Souffrance au travail. Travailler sans les autres

Les pressions exercées sur les individus sont présentées comme inhérentes au contexte économique « incertain ,toujours en mouvement et en constante évolution »  » selon la terminologie convenue.  Bien entendu on constate des symptômes de plus en plus visibles et semble- t-il de moins en moins bien acceptés.  On lit au hasard des publications émanant de cabinets conseil ou de des organisations elles-mêmes, des préconisations ou des actions visant à articuler l’expression du mal être avec la performance « indispensable ». Tout se passe comme si, victimes du contexte économique et de la concurrence que par ailleurs elles défendent, les organisations n’avaient d’autres choix que ceux relatifs à la maximisation des profits par une demande de productivité sans cesse renouvelée.   
Cette pression s’adresse aux opérationnels qui voient leur existence professionnelle ramenée au calcul du profit qu’ils génèrent.
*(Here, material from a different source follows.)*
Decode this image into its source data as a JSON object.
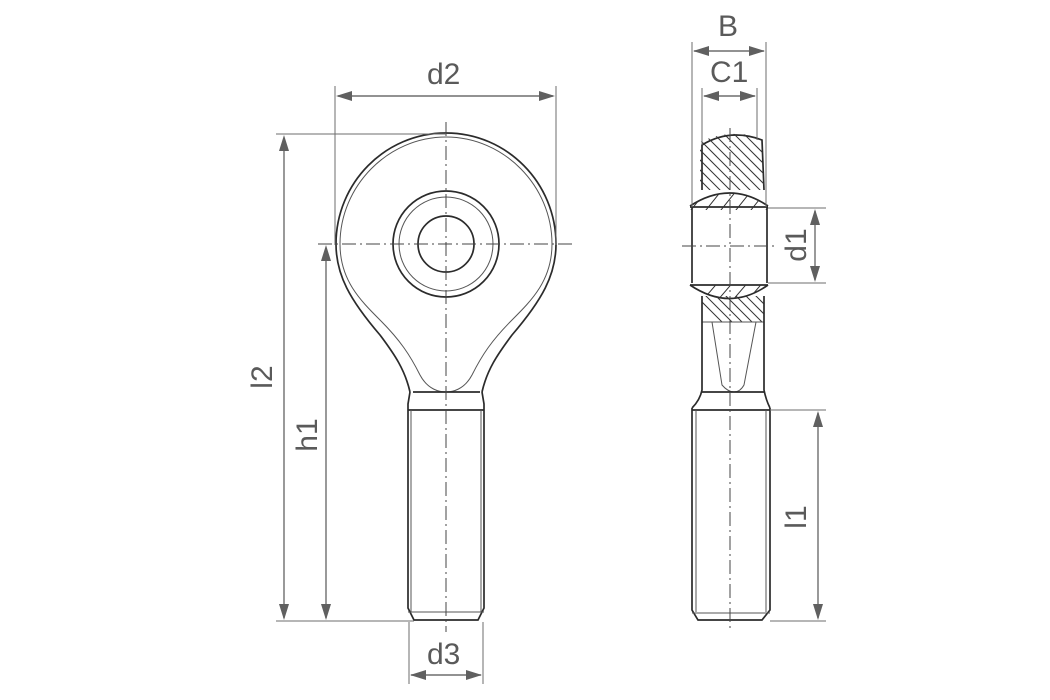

On verra comment ce profit, bien nommé par P. Dardot et C.Laval , « le-plus- de-valeur » , échappe à ceux qui l’ont crée et en renforçant l’image que l’organisation se fait d’elle-même , invite les acteurs à une projection  à géométrie variable toujours fuyante et à une identification sans cesse repoussée.
Pour les entreprises marchandes, l’équation est simple il faut faire des bénéfices pour investir se développer et payer des dividendes et pour cela « faire travailler plus pour gagner plus ».
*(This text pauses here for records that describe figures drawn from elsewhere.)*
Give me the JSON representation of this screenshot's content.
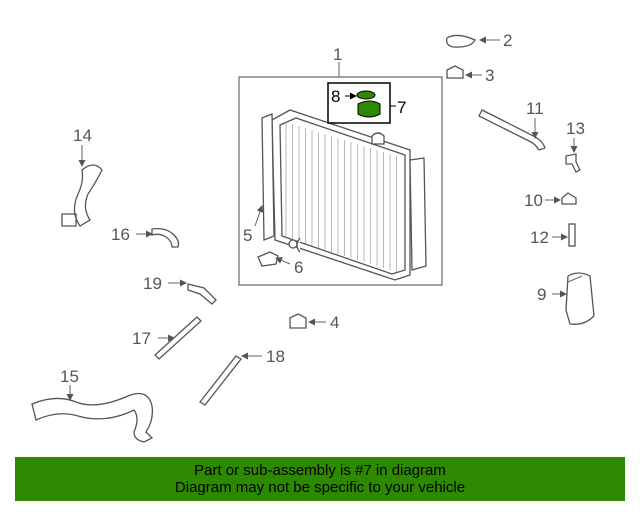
{
  "callouts": {
    "p1": "1",
    "p2": "2",
    "p3": "3",
    "p4": "4",
    "p5": "5",
    "p6": "6",
    "p7": "7",
    "p8": "8",
    "p9": "9",
    "p10": "10",
    "p11": "11",
    "p12": "12",
    "p13": "13",
    "p14": "14",
    "p15": "15",
    "p16": "16",
    "p17": "17",
    "p18": "18",
    "p19": "19"
  },
  "footer": {
    "line1": "Part or sub-assembly is #7 in diagram",
    "line2": "Diagram may not be specific to your vehicle"
  },
  "colors": {
    "footer_bg": "#2d8a00",
    "highlight_fill": "#2d8a00",
    "line": "#555555"
  }
}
La logique est humainement détestable et génère les différentes pathologies déjà mentionnées car dans le même temps :
« On travaille pour soi comme on vit pour soi.
C'est ce que les sociologues du travail appellent « travailler sans les autres » (Danièle
Linhardt). Mais en raison de la grande porosité entre le travail et la vie personnelle, cette
logique pénètre toute la sphère de la vie : chacun est convié à « vivre sans autrui », selon
l'expression du psychanalyste Jean-Pierre Lebrun. Le sujet, réduit à un corps et à un moi, se
coupe des dimensions symboliques et sociales qui lui donnent un statut, une existence avec et
pour les autres. »  cliquer ici

A cet égard il est intéressant de noter le discours tenu dans les IUT à vocation commerciale. Des travaux de groupes sont proposés aux étudiants qui sont invités à considérer que ces procédés feront intimement partie de leur futur fonctionnement en entreprise et qu’ils travailleront majoritairement en groupe. C’est bien mal les préparer à leur futur.
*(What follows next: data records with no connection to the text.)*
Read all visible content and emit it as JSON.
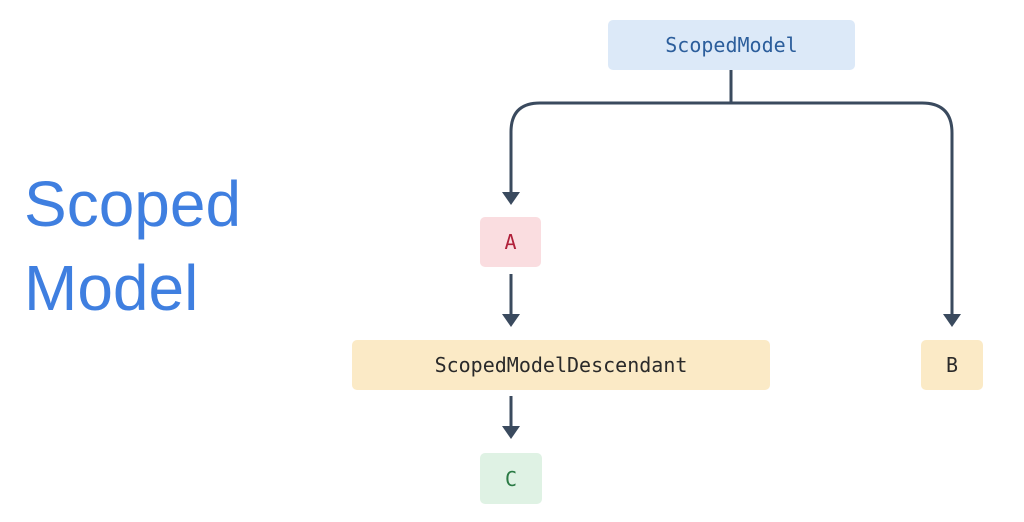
{
  "title": {
    "line1": "Scoped",
    "line2": "Model"
  },
  "nodes": {
    "scoped_model": "ScopedModel",
    "a": "A",
    "descendant": "ScopedModelDescendant",
    "b": "B",
    "c": "C"
  },
  "colors": {
    "title": "#3f7fe0",
    "connector": "#3a4a5e",
    "scoped_model_bg": "#dce9f8",
    "a_bg": "#fadde0",
    "descendant_bg": "#fbeac6",
    "b_bg": "#fbeac6",
    "c_bg": "#dff2e4"
  }
}
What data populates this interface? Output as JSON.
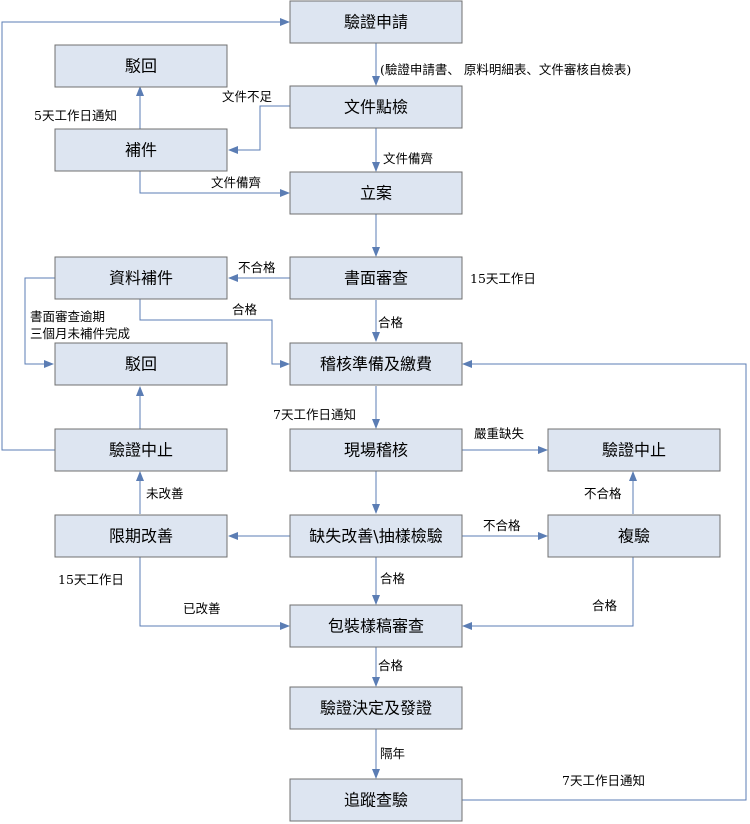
{
  "nodes": {
    "apply": "驗證申請",
    "reject_top": "駁回",
    "doc_check": "文件點檢",
    "supplement": "補件",
    "filing": "立案",
    "data_supplement": "資料補件",
    "doc_review": "書面審查",
    "reject_mid": "駁回",
    "audit_prep": "稽核準備及繳費",
    "suspend_left": "驗證中止",
    "site_audit": "現場稽核",
    "suspend_right": "驗證中止",
    "improve_deadline": "限期改善",
    "deficiency": "缺失改善\\抽樣檢驗",
    "reinspect": "複驗",
    "packaging": "包裝樣稿審查",
    "decision": "驗證決定及發證",
    "tracking": "追蹤查驗"
  },
  "labels": {
    "apply_docs": "(驗證申請書、 原料明細表、文件審核自檢表)",
    "notice_5days": "5天工作日通知",
    "docs_insufficient": "文件不足",
    "docs_ready_1": "文件備齊",
    "docs_ready_2": "文件備齊",
    "fail_1": "不合格",
    "days_15_review": "15天工作日",
    "pass_1": "合格",
    "overdue_line1": "書面審查逾期",
    "overdue_line2": "三個月未補件完成",
    "pass_2": "合格",
    "notice_7days_1": "7天工作日通知",
    "serious_deficiency": "嚴重缺失",
    "not_improved": "未改善",
    "fail_2": "不合格",
    "fail_3": "不合格",
    "days_15_improve": "15天工作日",
    "pass_3": "合格",
    "improved": "已改善",
    "pass_4": "合格",
    "pass_5": "合格",
    "next_year": "隔年",
    "notice_7days_2": "7天工作日通知"
  },
  "colors": {
    "box_fill": "#dde5f1",
    "box_stroke": "#707070",
    "connector": "#5b7db4"
  }
}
 En effet nulle part, les salariés ne sont payés pas plus qu’ils ne sont évalués collectivement. C’est à peine si dans certain cas ils perçoivent un intéressement lié aux bénéfices qu’ils ont générés
En revanche des primes à la productivité sont distribuées aux responsables hiérarchiques, aux services de police, aux recteurs d’université ainsi qu’aux proviseurs des lycées en attendant que les enseignant eux-mêmes soient payés selon un type de productivité qui ne dit pas encore son nom 
cliquer ici

C’est une évidence de constater que le collectif de travail à disparu et que l’individualisme s’est renforcé alors même que les salariés n’ont plus que des relations fonctionnelles et ou les relations sociales sont implicitement prohibées.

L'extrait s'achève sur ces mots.